Le choix de donner à Anne une position centrale et une auréole reflète la place particulière qu’occupait la mère de la Vierge dans la piété byzantine. Bien que l’événement de la naissance soit naturel, son traitement artistique le transforme en théophanie, en un moment où le divin s’immisce dans l’histoire humaine de manière définitive et transformative.

Participants avec des bassins d’eau lors de la Naissance de la Vierge symbolisent la dimension sociale et rituelle de l’événement miraculeux
Miniature et Tradition Liturgique
Cette œuvre n’était pas destinée à une vision muséale ou esthétique autonome, mais s’inscrivait dans le cadre plus large de la vie ecclésiastique et courtoise de Byzance. En tant que partie du Ménologe, la miniature participait au cycle annuel des fêtes liturgiques et commémoratives, jouant un rôle actif dans la formation de la conscience religieuse et de l’expérience spirituelle.
L’utilisation rituelle du manuscrit conférait à ses images une dynamique particulière – elles n’étaient pas des représentations statiques mais des moyens vivants de communication avec le divin. Chaque fois que le Ménologe était ouvert à la page de la Naissance de la Vierge, l’image s’activait comme une fenêtre sur le mystère qu’elle représentait, rendant le passé présent et l’ultime accessible.
Cette dimension liturgique explique également la manière particulière dont l’artiste a abordé son sujet. La représentation ne vise pas à impressionner émotionnellement ou à décrire de manière réaliste, mais à créer un espace sacré où l’image et le spectateur se rencontrent sur le plan de la communion spirituelle. L’art ici n’imitent pas la nature mais crée un nouveau lieu d’expérience spirituelle.
L’influence de cette ligne iconographique traditionnelle s’étend bien au-delà des limites temporelles de la période byzantine, façonnant la manière dont l’orthodoxie orientale et même le christianisme occidental aborderont l’iconographie de la Vierge dans les siècles à venir. Les traditions manuscrites qui ont été préservées témoignent d’une relation continue et vivante avec ces modèles iconographiques.
Dans cette perspective, la miniature du Vatican n’est pas simplement un document historique d’une époque révolue, mais un témoignage vivant d’une tradition spirituelle qui continue d’inspirer et d’enseigner.

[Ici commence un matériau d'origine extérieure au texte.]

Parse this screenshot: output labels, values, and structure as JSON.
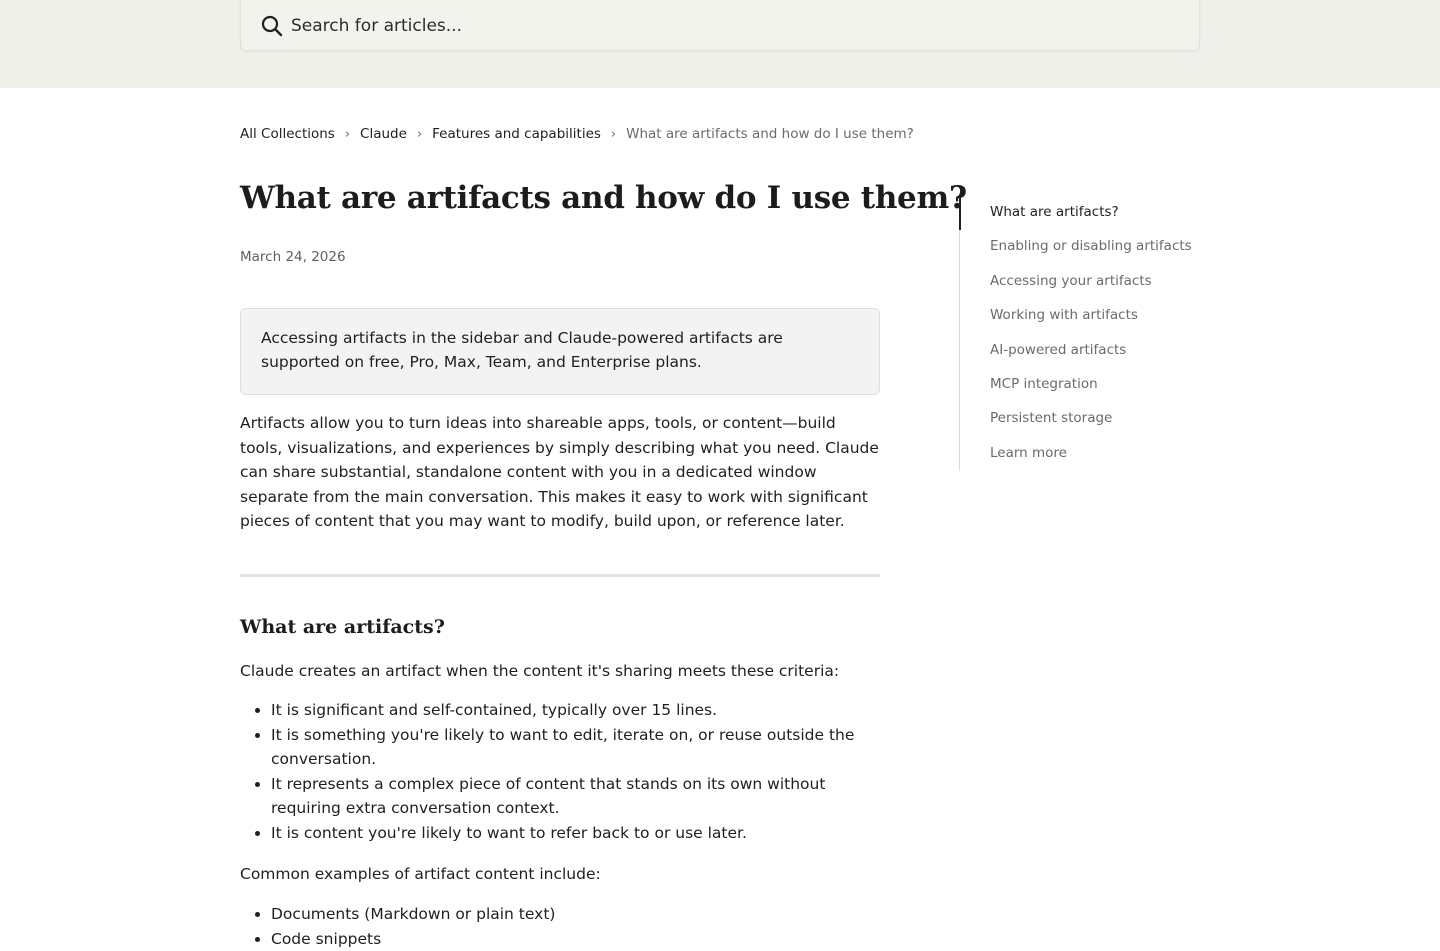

La Naissance de la Vierge, telle qu’elle est présentée dans le Ménologe de Basile II, demeure l’un des exemples les plus expressifs de la manière dont l’art byzantin a réussi à composer profondeur théologique, perfection artistique et fonctionnalité spirituelle en une unité indivisible qui continue de captiver notre attention et notre admiration aujourd’hui.
La valeur intemporelle de cette œuvre réside dans sa capacité à nous initier à une perception holistique de l’art, où l’esthétique, le théologique et le culturel se rencontrent et s’interpénètrent, créant une mosaïque riche de significations et d’expériences qui transcendent les limites étroites des catégories individuelles.